##Hierarchy Example
###How to compile and run I'm assuming everyone is using an IDE so just pick your poison, as long as it's IntelliJ IDEA :-) Otherwise,
git clone https://github.com/jewer/heirarchy.git heirarchy
cd heirarchy
javac src/com/ewerj/*.java
java -classpath src com.ewerj.OrgParser orgs.txt users.txt
###Thoughts
-
Assumptions: I was just going to say "I'm assuming there's a two-level heirarchy" then realized it wouldn't be that hard to support an n-level heirarchy. So, I'm assuming the following:
- I'm using Java 8 because streams are the closest thing to functional java can get
- An org with a parent id that doesn't exist is going to get dropped on the floor
- If a user is associated with an org that doesn't exist, they aren't included in the output (though i have support for that commented out in OrgParser)
-
Algorithms and Alternatives:
- If I could ensure the order, I think I could make this more efficient by not needing to look up the parent. So I could do some upfront tweaking to the input file to get closer to N time
-
At scale: There are a ton of problems with this at scale. It needs to throw the entire list in memory in a hashmap, and that's problematic. Plus, it iterates through the list at least three times (O(3N) - once to create the list, once to associate relationships, once to print). If I was going to do this at scale, there are two options. Secondly, the search has to find the ID in a map, which ends up being a BigO problem at some threshold. Other options:
Quick-and-dirty, a RDBMS is built to solve problems like this, so if this is something I wanted to do occasionally, this would be really simple to import into a DB then dump it out with a common table expression (in MSSQL) or subquery/view (in everything else).

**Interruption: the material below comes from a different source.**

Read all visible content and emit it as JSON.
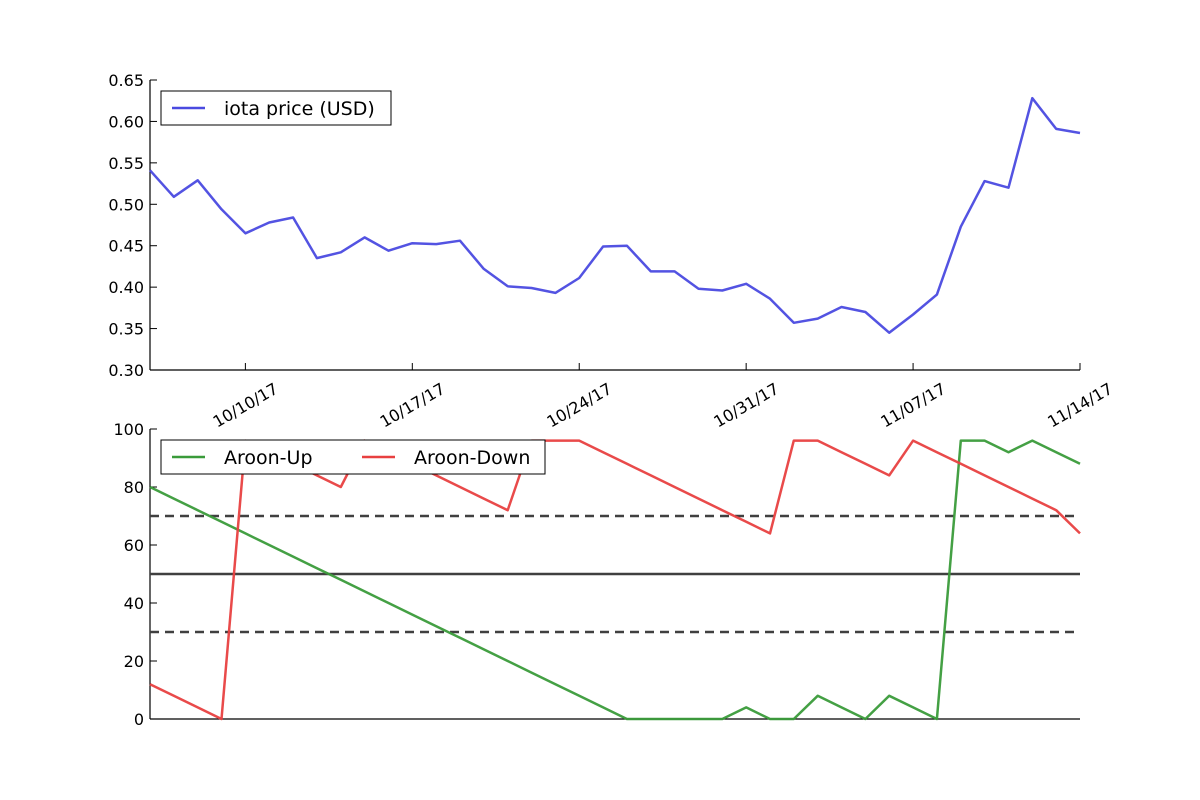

A better solution is to do a mapreduce job (Hadoop/Spark/whatever). The map steps would generate all the orgs, then the reduce phase would do a shuffle to do the associations between orgs. Benefit of that is I could just keep scaling this out beyond a single machine, so size isn't an issue (assuming you have machines handy).
Now that I think about it, another way to do this is just to rip through the files and add everything to a graph database like neo4j or orientDB. Then there's no thinking and we can all go back to our day jobs :-)